TERC activates NF-κB pathways through targeting immune-related genes. (A) The knockdown efficiency of indicated genes. The TERC-U2OS cells were transfected with indicated siRNAs for 72 h, and corresponding mRNAs were detected by qPCR. (B) P65 and STAT3 were downregulated by knockdown of TERC targeted genes. The TERC-U2OS cells were transfected with indicated siRNAs for 72 h. Total and phosphorylated p65 and STAT3 expressions were determined by western blotting. (C) The TERC promotion of IL-6 secretion was counteracted by knockdown of TERC targeted genes. PBabe-U2OS and TERC-U2OS cells were transfected with indicated siRNAs for 72 h and treated with TNF-α during the last 6 h of transfection. Culture medium was collected for IL-6 detection by ELISA. All values are means ± SEM of more than three independent experiments (*P< 0.05, **P< 0.01, ***P< 0.001).

Figure 6.

The expression levels of TERC and TERC targeted genes in inflammation related diseases. (A) TERC was upregulated in CD14⁺ cells of diabetic patients.
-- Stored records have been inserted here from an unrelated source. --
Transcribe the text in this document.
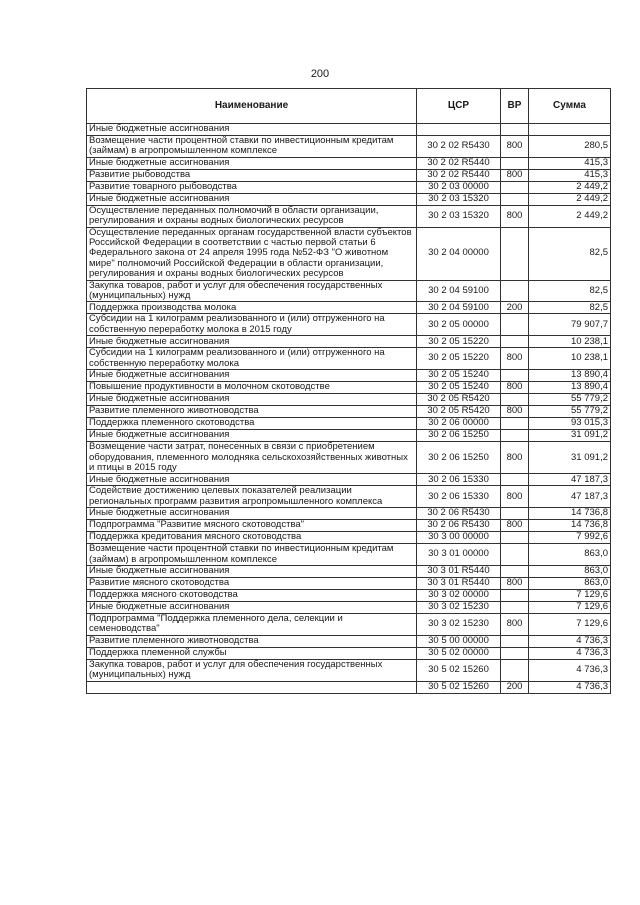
200
Наименование	ЦСР	ВР	Сумма
Иные бюджетные ассигнования			
Возмещение части процентной ставки по инвестиционным кредитам (займам) в агропромышленном комплексе	30 2 02 R5430	800	280,5
Иные бюджетные ассигнования	30 2 02 R5440		415,3
Развитие рыбоводства	30 2 02 R5440	800	415,3
Развитие товарного рыбоводства	30 2 03 00000		2 449,2
Иные бюджетные ассигнования	30 2 03 15320		2 449,2
Осуществление переданных полномочий в области организации, регулирования и охраны водных биологических ресурсов	30 2 03 15320	800	2 449,2
Осуществление переданных органам государственной власти субъектов Российской Федерации в соответствии с частью первой статьи 6 Федерального закона от 24 апреля 1995 года №52-ФЗ "О животном мире" полномочий Российской Федерации в области организации, регулирования и охраны водных биологических ресурсов	30 2 04 00000		82,5
Закупка товаров, работ и услуг для обеспечения государственных (муниципальных) нужд	30 2 04 59100		82,5
Поддержка производства молока	30 2 04 59100	200	82,5
Субсидии на 1 килограмм реализованного и (или) отгруженного на собственную переработку молока в 2015 году	30 2 05 00000		79 907,7
Иные бюджетные ассигнования	30 2 05 15220		10 238,1
Субсидии на 1 килограмм реализованного и (или) отгруженного на собственную переработку молока	30 2 05 15220	800	10 238,1
Иные бюджетные ассигнования	30 2 05 15240		13 890,4
Повышение продуктивности в молочном скотоводстве	30 2 05 15240	800	13 890,4
Иные бюджетные ассигнования	30 2 05 R5420		55 779,2
Развитие племенного животноводства	30 2 05 R5420	800	55 779,2
Поддержка племенного скотоводства	30 2 06 00000		93 015,3
Иные бюджетные ассигнования	30 2 06 15250		31 091,2
Возмещение части затрат, понесенных в связи с приобретением оборудования, племенного молодняка сельскохозяйственных животных и птицы в 2015 году	30 2 06 15250	800	31 091,2
Иные бюджетные ассигнования	30 2 06 15330		47 187,3
Содействие достижению целевых показателей реализации региональных программ развития агропромышленного комплекса	30 2 06 15330	800	47 187,3
Иные бюджетные ассигнования	30 2 06 R5430		14 736,8
Подпрограмма "Развитие мясного скотоводства"	30 2 06 R5430	800	14 736,8
Поддержка кредитования мясного скотоводства	30 3 00 00000		7 992,6
Возмещение части процентной ставки по инвестиционным кредитам (займам) в агропромышленном комплексе	30 3 01 00000		863,0
Иные бюджетные ассигнования	30 3 01 R5440		863,0
Развитие мясного скотоводства	30 3 01 R5440	800	863,0
Поддержка мясного скотоводства	30 3 02 00000		7 129,6
Иные бюджетные ассигнования	30 3 02 15230		7 129,6
Подпрограмма "Поддержка племенного дела, селекции и семеноводства"	30 3 02 15230	800	7 129,6
Развитие племенного животноводства	30 5 00 00000		4 736,3
Поддержка племенной службы	30 5 02 00000		4 736,3
Закупка товаров, работ и услуг для обеспечения государственных (муниципальных) нужд	30 5 02 15260		4 736,3
	30 5 02 15260	200	4 736,3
Data were downloaded from the GEO database (GSE54350 & GSE65561), and TERC expression levels were analyzed (n ≥ 10, *P< 0.05, **P< 0.01). (B) TERC was upregulated in CD14⁺ cells of multiple sclerosis patients. Data were downloaded from the GEO database (GSE66988), and TERC expression levels were analyzed (n ≥ 10, *P< 0.05, **P< 0.01). (C) Expression levels of TERC targeted genes in CD14⁺ cells of diabetic patients. Data analysis is the same as (A). (D) Expression levels of TERC targeted genes in CD14⁺ cells of multiple sclerosis patients. Data analysis is the same as (B). (E) Expression levels of cytokines in CD14⁺ cells of diabetic patients. Data analysis is the same as (A), except that ‘n’ of IL6 is 6 because IL6 is missing in GSE65561. (F) Expression levels of cytokines in CD14⁺ cells of multiple sclerosis patients. Data analysis is the same as (B).